Another site

Note! This tutorial is not being maintained. Why not try this PPC tutorial blog instead?

Introduction

I got fed up with the lack of usable PowerPC tutorials on-line, particularly as they pertain to development under OS X. This is largely a tutorial for myself (and, by consequence, for people like myself). What I assume of the reader is that you already know (a) assembly (albeit under different architectures); and (b) how to develop under Unix. If you don't know these two things, this should be very useless for me. Myself, I'm fairly comfortable with 386, PDP-11, and Sparc assembly (with a small smattering of SIMD in the form of MMX and 3DNow!), so this is going to focus mainly on differences between those and PowerPC. I have a G5 iMac running Mac OS 10.4.3, which is the main development environment.

A note on syntax: because I'm doing development under OS X, I'm using the native assembler there. The syntax there appears to differ from the syntax used by IBM or by gcc (e.g., under PPC Linux).

This is a work in progress.

The register set up

The PowerPC has 32 general purpose registers, each either 32 bits or 64 bits in size (depending on which chip you're using). It should be of note that 32-bit PowerPC and 64-bit PowerPC really have the same instruction set, and 32-bit code will run natively unmodified on a 64-bit chip. 32-bit code is 64-bit code. Of course you will run into some difficulties trying to load a 64-bit immediate into a register on a 32-bit machine :)

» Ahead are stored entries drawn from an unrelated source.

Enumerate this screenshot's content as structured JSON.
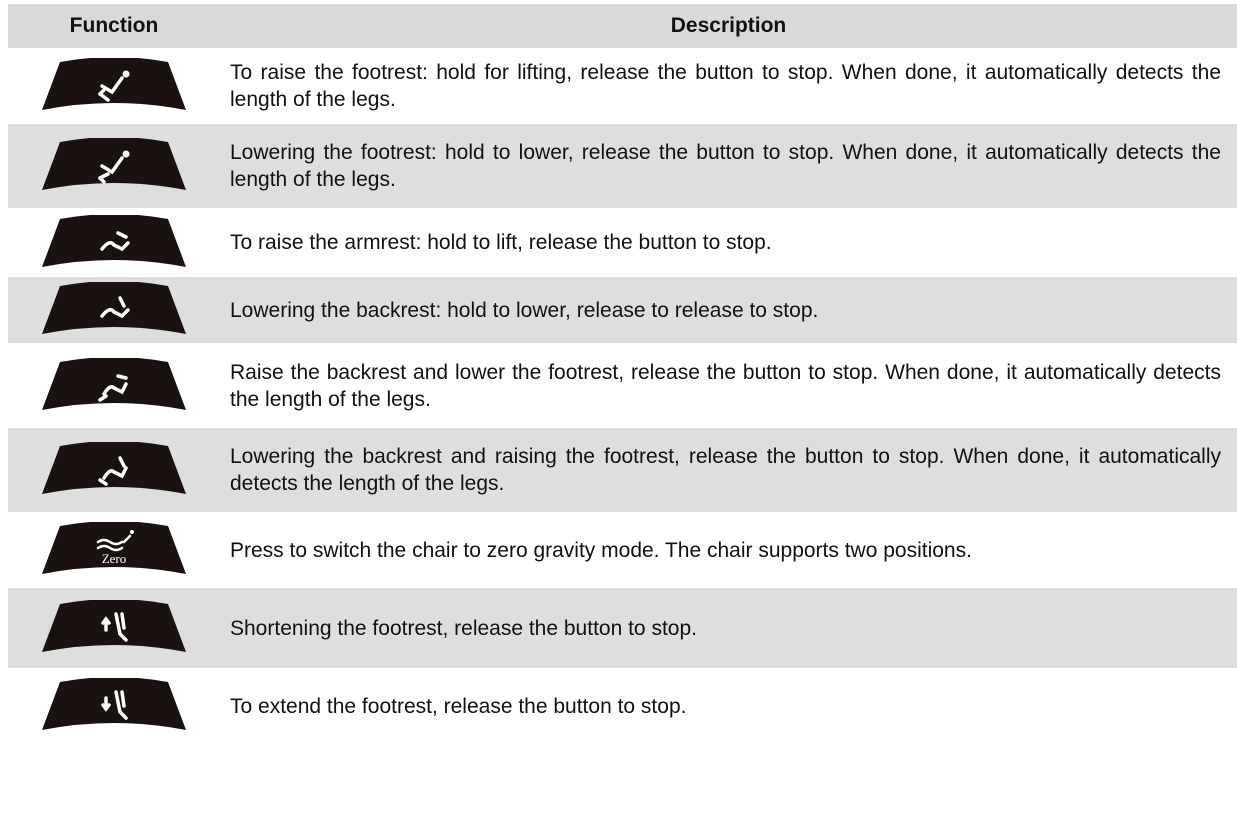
{
  "header": {
    "function": "Function",
    "description": "Description"
  },
  "rows": [
    {
      "icon": "footrest-raise-icon",
      "text": "To raise the footrest: hold for lifting, release the button to stop. When done, it automatically detects the length of the legs."
    },
    {
      "icon": "footrest-lower-icon",
      "text": "Lowering the footrest: hold to lower, release the button to stop. When done, it automatically detects the length of the legs."
    },
    {
      "icon": "backrest-raise-icon",
      "text": "To raise the armrest: hold to lift, release the button to stop."
    },
    {
      "icon": "backrest-lower-icon",
      "text": "Lowering the backrest: hold to lower, release to release to stop."
    },
    {
      "icon": "backrest-up-footrest-down-icon",
      "text": "Raise the backrest and lower the footrest, release the button to stop. When done, it automatically detects the length of the legs."
    },
    {
      "icon": "backrest-down-footrest-up-icon",
      "text": "Lowering the backrest and raising the footrest, release the button to stop. When done, it automatically detects the length of the legs."
    },
    {
      "icon": "zero-gravity-icon",
      "text": "Press to switch the chair to zero gravity mode. The chair supports two positions.",
      "icon_label": "Zero"
    },
    {
      "icon": "footrest-shorten-icon",
      "text": "Shortening the footrest, release the button to stop."
    },
    {
      "icon": "footrest-extend-icon",
      "text": "To extend the footrest, release the button to stop."
    }
  ],
  "colors": {
    "header_bg": "#d9d9d9",
    "row_gray": "#dedede",
    "button": "#1a1210"
  }
}
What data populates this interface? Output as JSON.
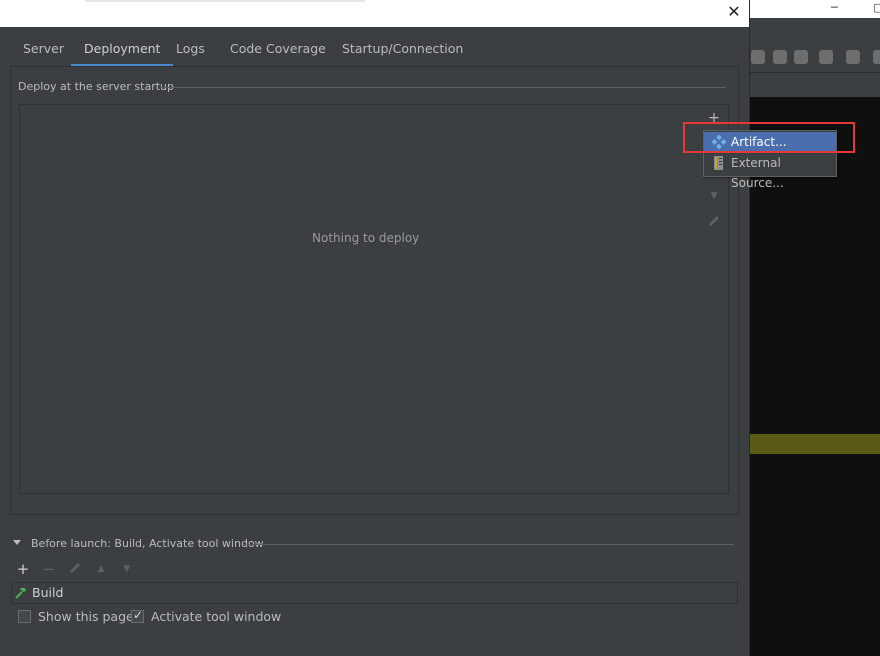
{
  "dialog": {
    "tabs": [
      "Server",
      "Deployment",
      "Logs",
      "Code Coverage",
      "Startup/Connection"
    ],
    "active_tab": "Deployment"
  },
  "deploy": {
    "section_label": "Deploy at the server startup",
    "empty_text": "Nothing to deploy",
    "add_label": "+"
  },
  "popup": {
    "items": [
      {
        "label": "Artifact...",
        "icon": "artifact-icon",
        "selected": true
      },
      {
        "label": "External Source...",
        "icon": "external-source-icon",
        "selected": false
      }
    ]
  },
  "before_launch": {
    "label": "Before launch: Build, Activate tool window",
    "add_label": "+",
    "remove_label": "−",
    "task": "Build"
  },
  "options": {
    "show_page_label": "Show this page",
    "show_page_checked": false,
    "activate_label": "Activate tool window",
    "activate_checked": true
  },
  "colors": {
    "accent": "#4a88c7",
    "selection": "#4b6eaf",
    "highlight": "#e53935"
  }
}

Anyway, the registers are labelled r0 through r31. The common PowerPC ABI with respect to registers is as follows:

RegisterClassificationNotes
r0localcommonly used to hold the old link register when building the stack frame
r1dedicatedstack pointer
r2dedicatedtable of contents pointer
r3localcommonly used as the return value of a function, and also the first argument in
r4–r10localcommonly used to send in arguments 2 through 8 into a function
r11–r12local
r13–r31global
lrdedicatedlink register; cannot be used as a general register. Use mflr (move from link register) or mtlr (move to link register) to get at, e.g., mtlr r0
crdedicatedcondition register

The link register can be thought of as the old instruction pointer for our purposes.

A very simple program

.globl _main
_main:
        li r3, 5        // return 5
        blr

No magic here. r3 is our return value, which we set via li (load immediate). blr (branch on link register) just returns from the function. The only oddity is that main starts with an underscore. For some reason the C calling convention states that global functions start with an underscore. Weird.

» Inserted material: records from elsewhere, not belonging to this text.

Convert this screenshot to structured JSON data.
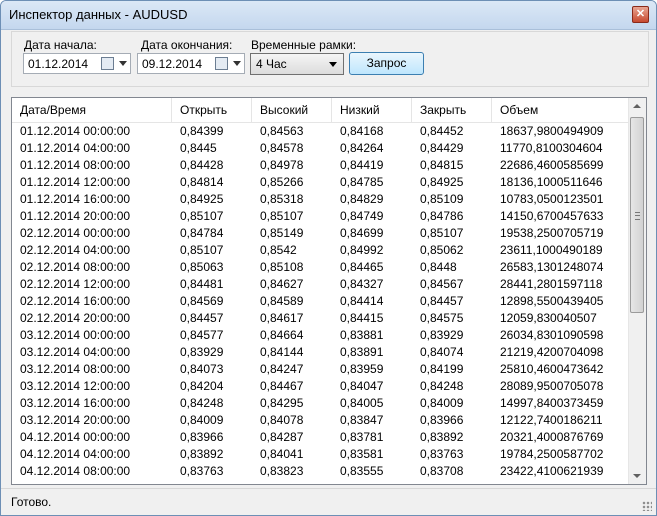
{
  "window": {
    "title": "Инспектор данных - AUDUSD",
    "close_glyph": "✕"
  },
  "filters": {
    "start_label": "Дата начала:",
    "start_value": "01.12.2014",
    "end_label": "Дата окончания:",
    "end_value": "09.12.2014",
    "timeframe_label": "Временные рамки:",
    "timeframe_value": "4 Час",
    "query_button": "Запрос"
  },
  "grid": {
    "columns": [
      "Дата/Время",
      "Открыть",
      "Высокий",
      "Низкий",
      "Закрыть",
      "Объем"
    ],
    "rows": [
      [
        "01.12.2014 00:00:00",
        "0,84399",
        "0,84563",
        "0,84168",
        "0,84452",
        "18637,9800494909"
      ],
      [
        "01.12.2014 04:00:00",
        "0,8445",
        "0,84578",
        "0,84264",
        "0,84429",
        "11770,8100304604"
      ],
      [
        "01.12.2014 08:00:00",
        "0,84428",
        "0,84978",
        "0,84419",
        "0,84815",
        "22686,4600585699"
      ],
      [
        "01.12.2014 12:00:00",
        "0,84814",
        "0,85266",
        "0,84785",
        "0,84925",
        "18136,1000511646"
      ],
      [
        "01.12.2014 16:00:00",
        "0,84925",
        "0,85318",
        "0,84829",
        "0,85109",
        "10783,0500123501"
      ],
      [
        "01.12.2014 20:00:00",
        "0,85107",
        "0,85107",
        "0,84749",
        "0,84786",
        "14150,6700457633"
      ],
      [
        "02.12.2014 00:00:00",
        "0,84784",
        "0,85149",
        "0,84699",
        "0,85107",
        "19538,2500705719"
      ],
      [
        "02.12.2014 04:00:00",
        "0,85107",
        "0,8542",
        "0,84992",
        "0,85062",
        "23611,1000490189"
      ],
      [
        "02.12.2014 08:00:00",
        "0,85063",
        "0,85108",
        "0,84465",
        "0,8448",
        "26583,1301248074"
      ],
      [
        "02.12.2014 12:00:00",
        "0,84481",
        "0,84627",
        "0,84327",
        "0,84567",
        "28441,2801597118"
      ],
      [
        "02.12.2014 16:00:00",
        "0,84569",
        "0,84589",
        "0,84414",
        "0,84457",
        "12898,5500439405"
      ],
      [
        "02.12.2014 20:00:00",
        "0,84457",
        "0,84617",
        "0,84415",
        "0,84575",
        "12059,830040507"
      ],
      [
        "03.12.2014 00:00:00",
        "0,84577",
        "0,84664",
        "0,83881",
        "0,83929",
        "26034,8301090598"
      ],
      [
        "03.12.2014 04:00:00",
        "0,83929",
        "0,84144",
        "0,83891",
        "0,84074",
        "21219,4200704098"
      ],
      [
        "03.12.2014 08:00:00",
        "0,84073",
        "0,84247",
        "0,83959",
        "0,84199",
        "25810,4600473642"
      ],
      [
        "03.12.2014 12:00:00",
        "0,84204",
        "0,84467",
        "0,84047",
        "0,84248",
        "28089,9500705078"
      ],
      [
        "03.12.2014 16:00:00",
        "0,84248",
        "0,84295",
        "0,84005",
        "0,84009",
        "14997,8400373459"
      ],
      [
        "03.12.2014 20:00:00",
        "0,84009",
        "0,84078",
        "0,83847",
        "0,83966",
        "12122,7400186211"
      ],
      [
        "04.12.2014 00:00:00",
        "0,83966",
        "0,84287",
        "0,83781",
        "0,83892",
        "20321,4000876769"
      ],
      [
        "04.12.2014 04:00:00",
        "0,83892",
        "0,84041",
        "0,83581",
        "0,83763",
        "19784,2500587702"
      ],
      [
        "04.12.2014 08:00:00",
        "0,83763",
        "0,83823",
        "0,83555",
        "0,83708",
        "23422,4100621939"
      ]
    ]
  },
  "status": {
    "text": "Готово."
  }
}
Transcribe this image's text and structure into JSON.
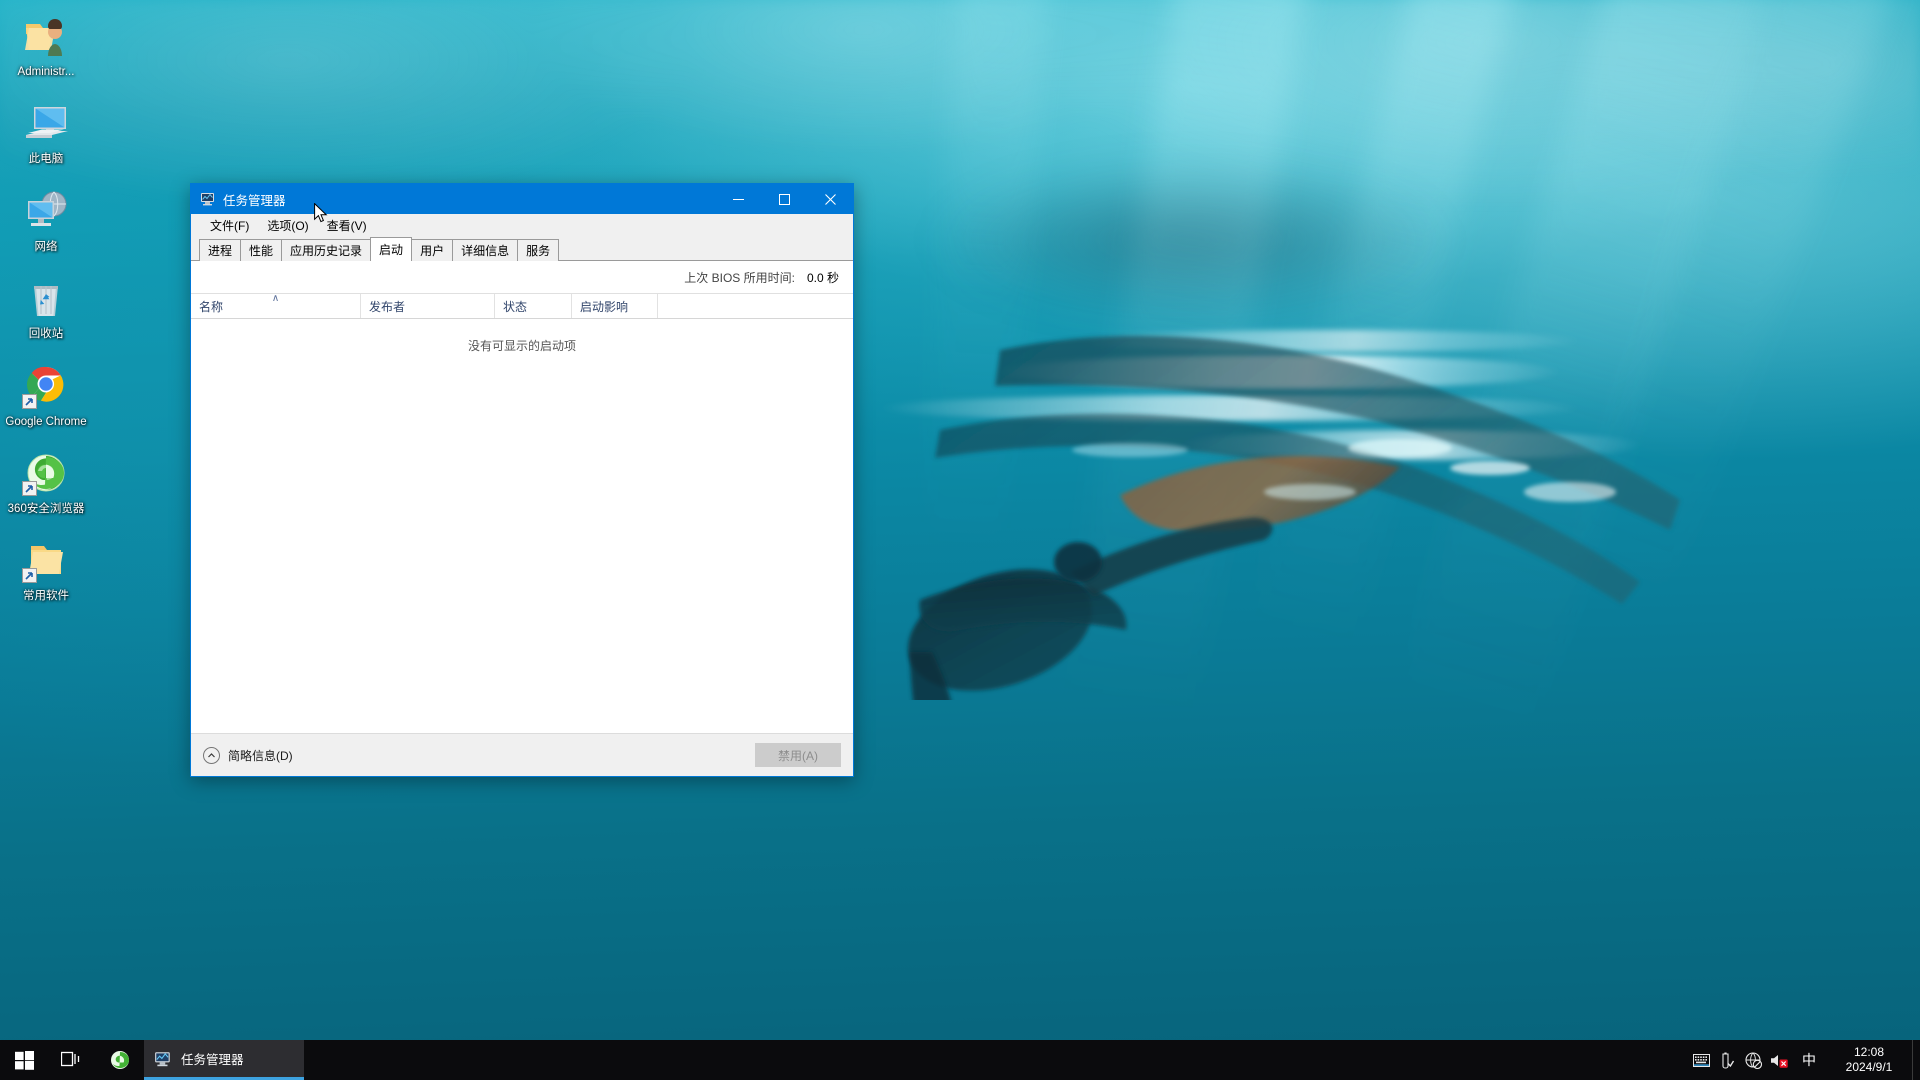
{
  "desktop": {
    "icons": [
      {
        "label": "Administr...",
        "icon": "user-folder-icon",
        "shortcut": false
      },
      {
        "label": "此电脑",
        "icon": "this-pc-icon",
        "shortcut": false
      },
      {
        "label": "网络",
        "icon": "network-icon",
        "shortcut": false
      },
      {
        "label": "回收站",
        "icon": "recycle-bin-icon",
        "shortcut": false
      },
      {
        "label": "Google Chrome",
        "icon": "chrome-icon",
        "shortcut": true
      },
      {
        "label": "360安全浏览器",
        "icon": "browser-360-icon",
        "shortcut": true
      },
      {
        "label": "常用软件",
        "icon": "folder-icon",
        "shortcut": true
      }
    ]
  },
  "window": {
    "title": "任务管理器",
    "icon": "task-manager-icon",
    "controls": {
      "minimize": "—",
      "maximize": "☐",
      "close": "✕"
    },
    "menu": [
      {
        "label": "文件(F)"
      },
      {
        "label": "选项(O)"
      },
      {
        "label": "查看(V)"
      }
    ],
    "tabs": [
      {
        "label": "进程",
        "active": false
      },
      {
        "label": "性能",
        "active": false
      },
      {
        "label": "应用历史记录",
        "active": false
      },
      {
        "label": "启动",
        "active": true
      },
      {
        "label": "用户",
        "active": false
      },
      {
        "label": "详细信息",
        "active": false
      },
      {
        "label": "服务",
        "active": false
      }
    ],
    "startup": {
      "bios_label": "上次 BIOS 所用时间:",
      "bios_value": "0.0 秒",
      "columns": [
        {
          "label": "名称",
          "sorted": true,
          "sort_mark": "∧"
        },
        {
          "label": "发布者",
          "sorted": false
        },
        {
          "label": "状态",
          "sorted": false
        },
        {
          "label": "启动影响",
          "sorted": false
        }
      ],
      "rows": [],
      "empty_message": "没有可显示的启动项"
    },
    "statusbar": {
      "fewer_details_label": "简略信息(D)",
      "fewer_details_icon": "chevron-up-circle-icon",
      "disable_button_label": "禁用(A)",
      "disable_button_enabled": false
    }
  },
  "taskbar": {
    "start_icon": "windows-start-icon",
    "task_view_icon": "task-view-icon",
    "pinned": [
      {
        "label": "360安全浏览器",
        "icon": "browser-360-icon"
      }
    ],
    "windows": [
      {
        "label": "任务管理器",
        "icon": "task-manager-icon",
        "active": true
      }
    ],
    "tray": [
      {
        "icon": "touch-keyboard-icon"
      },
      {
        "icon": "usb-eject-icon"
      },
      {
        "icon": "network-disconnected-icon"
      },
      {
        "icon": "volume-muted-icon"
      }
    ],
    "ime_label": "中",
    "clock_time": "12:08",
    "clock_date": "2024/9/1"
  },
  "colors": {
    "accent": "#0078d7",
    "title_bar": "#0078d7",
    "taskbar": "#0b0b0d",
    "window_chrome": "#f0f0f0",
    "header_text": "#31456b",
    "active_underline": "#3da2e0",
    "wallpaper_deep": "#07627a",
    "wallpaper_light": "#1fb4c9"
  }
}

Try it out and you should get something like this:

$ cc -o foo foo.S
$ ./foo
$ echo $?
5

A simple program

bar:
	mflr r0		// set up the stack frame
	stw r0, 8(r1)
	stwu r1, -16(r1)
	addi r3, r3, 3	// add 3 to the argument and return it
	addi r1, r1, 16	// destroy the stack frame
	lwz r0, 8(r1)
	mtlr r0
	blr		// return

.globl _main
_main:
	mflr r0		// set up the stack frame
	stw r0, 8(r1)
	stwu r1, -16(r1)
	lis r3, hi16(847318093)	// load big number into r3
	ori r3, r3, lo16(847318092)
	bl bar		// call stuff
	addi r1, r1, 16	// destroy the stack frame
	lwz r0, 8(r1)
	mtlr r0
	blr		// return

So were have two functions, bar and _main. We're demonstrating two concepts here: calling a function, dealing with stack frames, and loading immediates.

So let's walk through bar. The first thing we do is set up the stack frame. This involves getting the current link register into a register we can actually work with (r0 in our case). We then take that link register and dump it onto the stack (offset 8 from the current stack pointer). We then dump the old stack pointer onto the stack and grow the stack down to accomodate. The stwu instructions (store word and update) stores the first operand into the effective address indicated by the offset/register second operand, and then updates the register of the second operand to the effective address. Thus, in one instruction we effectively store the old stack pointer and grow the stack.

The addition instruction is hopefully obvious (addi stands for add immediate). After that we shrink the stack, and then load the old link register back in and return. The lwz instruction (load word and zero) loads a word (32-bit value), and if we are using 64-bit registers, zeroes out the highest 32 bits.

The main function at this point is hopefully largely obvious, with the exception of the lis and ori functions. Since PowerPC instructions (even on 64-bit PowerPCs) are all 32 bits in length, loading an arbitrary 32-bit immediate into a register obviously takes at least 2 instructions. And, in fact, we can do it in two instructions. lis (load immediate shifted) takes the 16-bit operand and stuffs it into the highest 16 bits of the destination register (hence the "shifted"). The ori (or immediate) instruction obviously just bitwise ors the lowest 16 bits onto that. Of note here are the assembler constructs hi16 and lo16, which evaluate to the highest 16 bits or lowest 16 bits of a 32-bit constant, respectively.